(This piece first appeared as a LinkedIn article)
If I only had the chance to dole out a single piece of advice about writing great copy, it would be this:
Do something else. Anything else. As much as possible.
Yeah, I know. We’re meant to write every day. Copy out great sales letters by hand. Read all the business books. Listen to all the podcasts. Find a mentor. Learn all the tips, tricks and headline hacks…
You should absolutely do those things… but at a ratio of something like 3:1. Or is it 1:3? I really dunno.
(And yeah, I made that up, but it feels about right.)
What I mean is, for every hour you spend studying copywriting, marketing or business, spend 3 more hours of your life living it. Don’t crouch in your copywriting cave until you know everything there is about how to say something… but don’t have much to say.
Listen to all kinds of music. Watch really great TV shows and films with subtitles. Make time for some terrible stuff, too. Read books about history, psychology and throw in the odd thing you pickup at the airport. Make TikTok videos.

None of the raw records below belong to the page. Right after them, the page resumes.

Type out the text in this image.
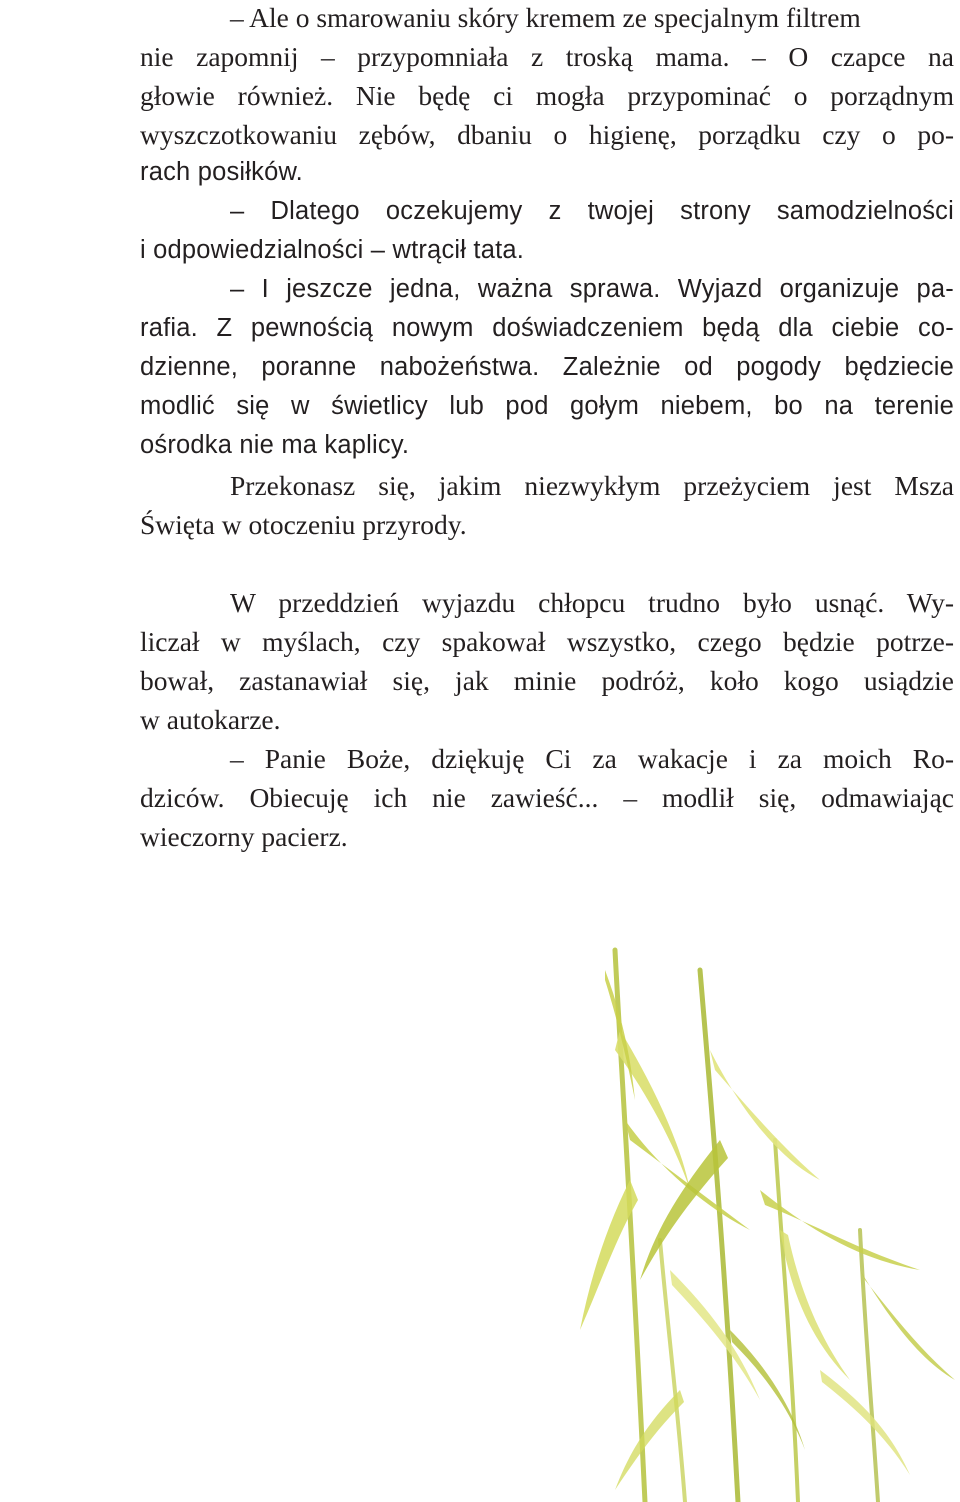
– Ale o smarowaniu skóry kremem ze specjalnym filtrem
nie zapomnij – przypomniała z troską mama. – O czapce na
głowie również. Nie będę ci mogła przypominać o porządnym
wyszczotkowaniu zębów, dbaniu o higienę, porządku czy o po-
rach posiłków.
– Dlatego oczekujemy z twojej strony samodzielności
i odpowiedzialności – wtrącił tata.
– I jeszcze jedna, ważna sprawa. Wyjazd organizuje pa-
rafia. Z pewnością nowym doświadczeniem będą dla ciebie co-
dzienne, poranne nabożeństwa. Zależnie od pogody będziecie
modlić się w świetlicy lub pod gołym niebem, bo na terenie
ośrodka nie ma kaplicy.
Przekonasz się, jakim niezwykłym przeżyciem jest Msza
Święta w otoczeniu przyrody.
W przeddzień wyjazdu chłopcu trudno było usnąć. Wy-
liczał w myślach, czy spakował wszystko, czego będzie potrze-
bował, zastanawiał się, jak minie podróż, koło kogo usiądzie
w autokarze.
– Panie Boże, dziękuję Ci za wakacje i za moich Ro-
dziców. Obiecuję ich nie zawieść... – modlił się, odmawiając
wieczorny pacierz.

Fall in love so hard it leaves a mark… and be sure to have your heart stomped on at least once. Try an improv class. Burn a souffle. Look for meaning at the bottom of a bowl (or 3) of frozen margherita. Learn to understand someone (or a group of someones) that you hate, until you can at least respect them.
Spend time out in the field, observing the stuff you read about ‘the humans’ in books. You should also lose yourself in the experience of being out there with them – make yourself available to be observed.
Why? You’ll hear every copy guru, mentor and coach worth their online course conversion funnel say that good copy needs specificity. Now, I may only manage to pronounce that word correctly 6 times outta 10, but this I know: to make your writing specific to your reader, to write something that resonates, you’re going to need references, examples and to be able to predict their ‘random’ thoughts.
You need to know how to be human.
If I’m a half-decent writer, it’s because I’m super interested in how other people live, think, feel, make decisions and rationalise things.